While the film has the beats of a traditional espionage thriller or Bond film, essentially chasing a villain/MacGuffin all over the globe, Tenet also occupies a far more rarefied, cerebral space that really does it more harm than good. Because the concept of inversion is so difficult to grasp, all the visual (and true to Nolan’s modus operandi, more in-camera than post-produced) flourishes become difficult to parse and figure out, jarring audiences out of the moment just to attempt to make head or tail of what is transpiring. And yet I can assuredly say not many people would be fully cognizant of what is going on at any time, given how obtusely the entire film plays out.

Perhaps we should all heed an early piece of advice in the film, where the scientist played by Clémence Poésy tells John David Washington’s The Protagonist “don’t try to understand it, just feel it”. There are indeed several sequences which are thrilling to watch unfold, especially the action set-pieces – in particular an extended close-quarters combat scene which brings to mind the incredible corridor fight with Joseph Gordon Levitt in Inception – and there are moments where finally the charisma and thespian talents of Washington, Pattinson and Debicki take centrestage (together with their impeccable suits and outfits). It is also a beautifully shot film from start to end, lensed flawlessly by Hoyte van Hoytema and best experienced on the largest screens possible.  
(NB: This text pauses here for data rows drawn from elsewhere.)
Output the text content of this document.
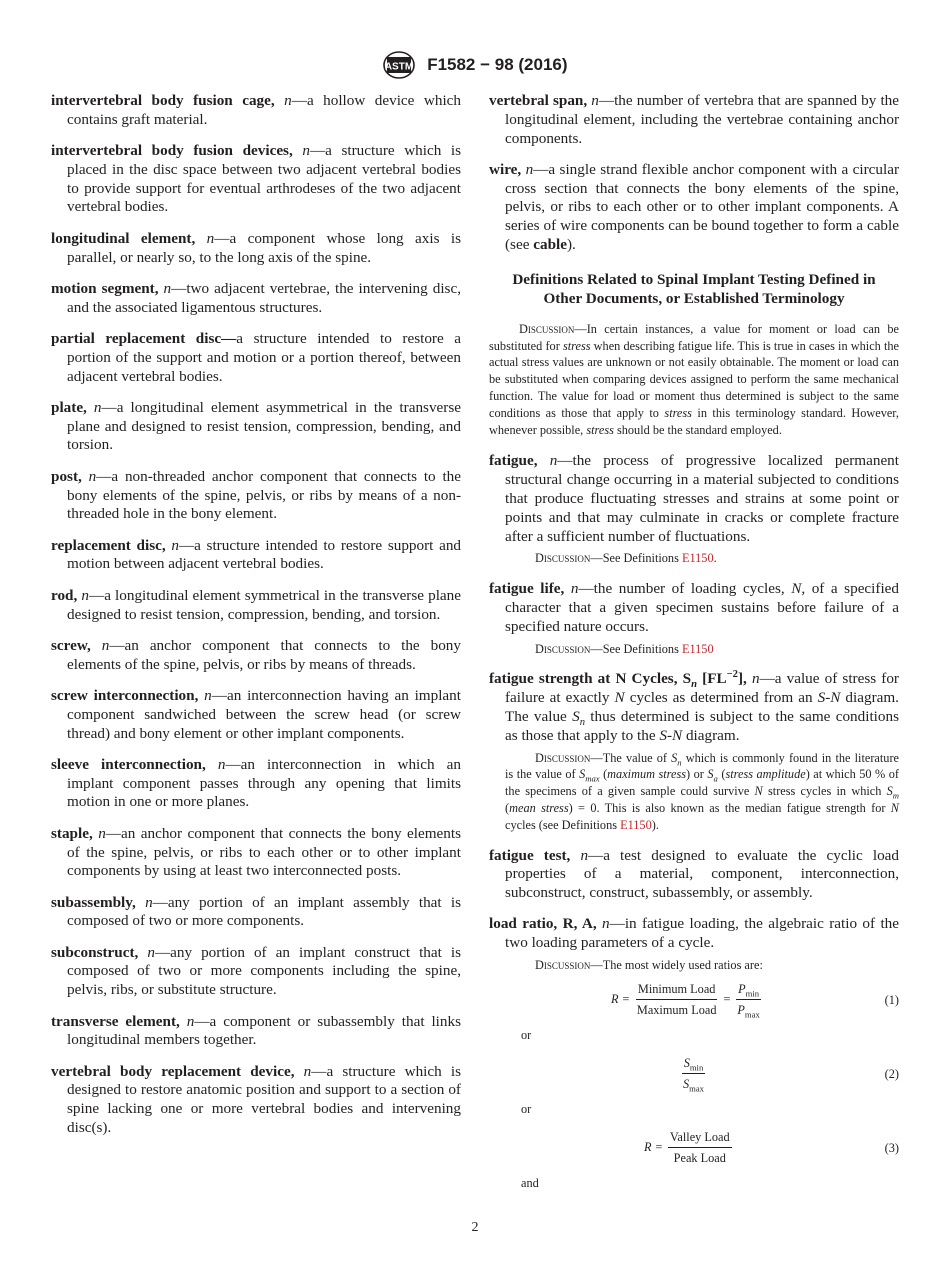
ASTM F1582 − 98 (2016)

intervertebral body fusion cage, n—a hollow device which contains graft material.

intervertebral body fusion devices, n—a structure which is placed in the disc space between two adjacent vertebral bodies to provide support for eventual arthrodeses of the two adjacent vertebral bodies.

longitudinal element, n—a component whose long axis is parallel, or nearly so, to the long axis of the spine.

motion segment, n—two adjacent vertebrae, the intervening disc, and the associated ligamentous structures.

partial replacement disc—a structure intended to restore a portion of the support and motion or a portion thereof, between adjacent vertebral bodies.

plate, n—a longitudinal element asymmetrical in the transverse plane and designed to resist tension, compression, bending, and torsion.

post, n—a non-threaded anchor component that connects to the bony elements of the spine, pelvis, or ribs by means of a non-threaded hole in the bony element.

replacement disc, n—a structure intended to restore support and motion between adjacent vertebral bodies.

rod, n—a longitudinal element symmetrical in the transverse plane designed to resist tension, compression, bending, and torsion.

screw, n—an anchor component that connects to the bony elements of the spine, pelvis, or ribs by means of threads.

screw interconnection, n—an interconnection having an implant component sandwiched between the screw head (or screw thread) and bony element or other implant components.

sleeve interconnection, n—an interconnection in which an implant component passes through any opening that limits motion in one or more planes.

staple, n—an anchor component that connects the bony elements of the spine, pelvis, or ribs to each other or to other implant components by using at least two interconnected posts.

subassembly, n—any portion of an implant assembly that is composed of two or more components.

subconstruct, n—any portion of an implant construct that is composed of two or more components including the spine, pelvis, ribs, or substitute structure.

transverse element, n—a component or subassembly that links longitudinal members together.

vertebral body replacement device, n—a structure which is designed to restore anatomic position and support to a section of spine lacking one or more vertebral bodies and intervening disc(s).

vertebral span, n—the number of vertebra that are spanned by the longitudinal element, including the vertebrae containing anchor components.

wire, n—a single strand flexible anchor component with a circular cross section that connects the bony elements of the spine, pelvis, or ribs to each other or to other implant components. A series of wire components can be bound together to form a cable (see cable).

Definitions Related to Spinal Implant Testing Defined in Other Documents, or Established Terminology

Discussion—In certain instances, a value for moment or load can be substituted for stress when describing fatigue life. This is true in cases in which the actual stress values are unknown or not easily obtainable. The moment or load can be substituted when comparing devices assigned to perform the same mechanical function. The value for load or moment thus determined is subject to the same conditions as those that apply to stress in this terminology standard. However, whenever possible, stress should be the standard employed.

fatigue, n—the process of progressive localized permanent structural change occurring in a material subjected to conditions that produce fluctuating stresses and strains at some point or points and that may culminate in cracks or complete fracture after a sufficient number of fluctuations.

Discussion—See Definitions E1150.

fatigue life, n—the number of loading cycles, N, of a specified character that a given specimen sustains before failure of a specified nature occurs.

Discussion—See Definitions E1150

fatigue strength at N Cycles, $S_n$ $[FL^{-2}]$, n—a value of stress for failure at exactly N cycles as determined from an S-N diagram. The value $S_n$ thus determined is subject to the same conditions as those that apply to the S-N diagram.

Discussion—The value of $S_n$ which is commonly found in the literature is the value of $S_{max}$ (maximum stress) or $S_a$ (stress amplitude) at which 50 % of the specimens of a given sample could survive N stress cycles in which $S_m$ (mean stress) = 0. This is also known as the median fatigue strength for N cycles (see Definitions E1150).

fatigue test, n—a test designed to evaluate the cyclic load properties of a material, component, interconnection, subconstruct, construct, subassembly, or assembly.

load ratio, R, A, n—in fatigue loading, the algebraic ratio of the two loading parameters of a cycle.

Discussion—The most widely used ratios are:

$R = \frac{\text{Minimum Load}}{\text{Maximum Load}} = \frac{P_{min}}{P_{max}}$	(1)
or
$\frac{S_{min}}{S_{max}}$	(2)
or
$R = \frac{\text{Valley Load}}{\text{Peak Load}}$	(3)
and
2
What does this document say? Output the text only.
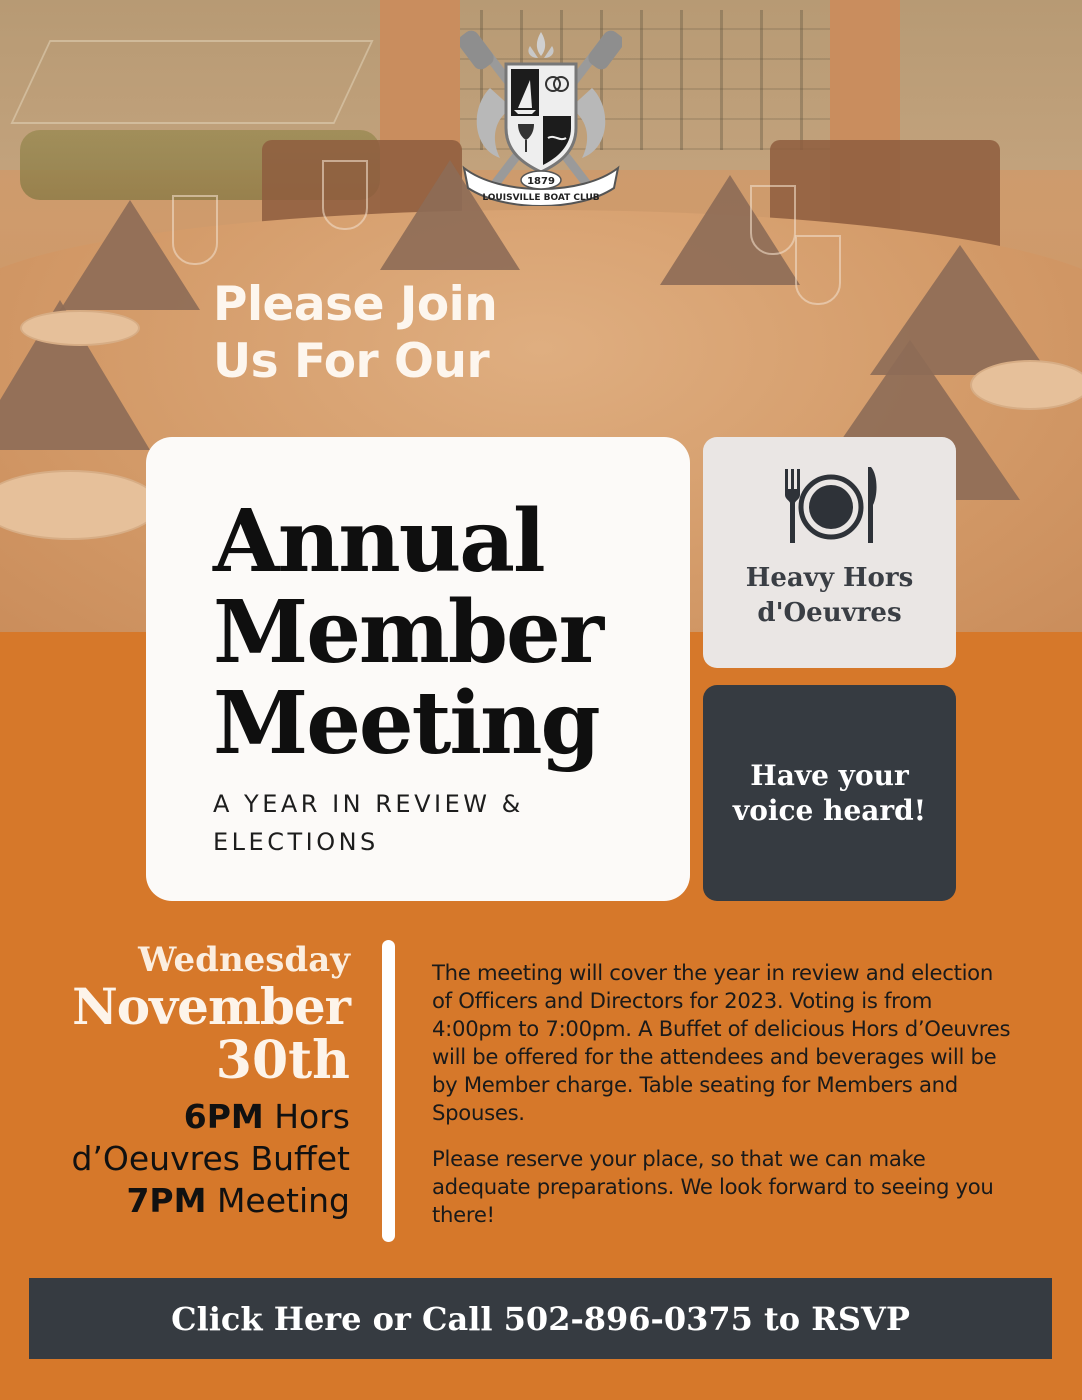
1879
LOUISVILLE BOAT CLUB
Please Join
Us For Our
Annual
Member
Meeting
A YEAR IN REVIEW &
ELECTIONS
Heavy Hors
d'Oeuvres
Have your
voice heard!
Wednesday
November
30th
6PM Hors
d’Oeuvres Buffet
7PM Meeting

The meeting will cover the year in review and election of Officers and Directors for 2023. Voting is from 4:00pm to 7:00pm. A Buffet of delicious Hors d’Oeuvres will be offered for the attendees and beverages will be by Member charge. Table seating for Members and Spouses.

Please reserve your place, so that we can make adequate preparations. We look forward to seeing you there!

Click Here or Call 502-896-0375 to RSVP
It’s when one stops trying to make sense of the plot and simply view Tenet on a visceral level does it manage to entertain. Given the baggage of Nolan’s body of work and the serious tone adopted by the film (and its marketing), it almost seems like blasphemy to suggest such a superficial reading, but at least it delivers a true cinematic experience that would be hard to replicate anywhere else. And that is something that is sorely needed at this point, if only to remind audiences of the greatness of the medium, of what they could feel, of the sense of wonder, discovery and adventure while sitting in the darkness for a couple of hours.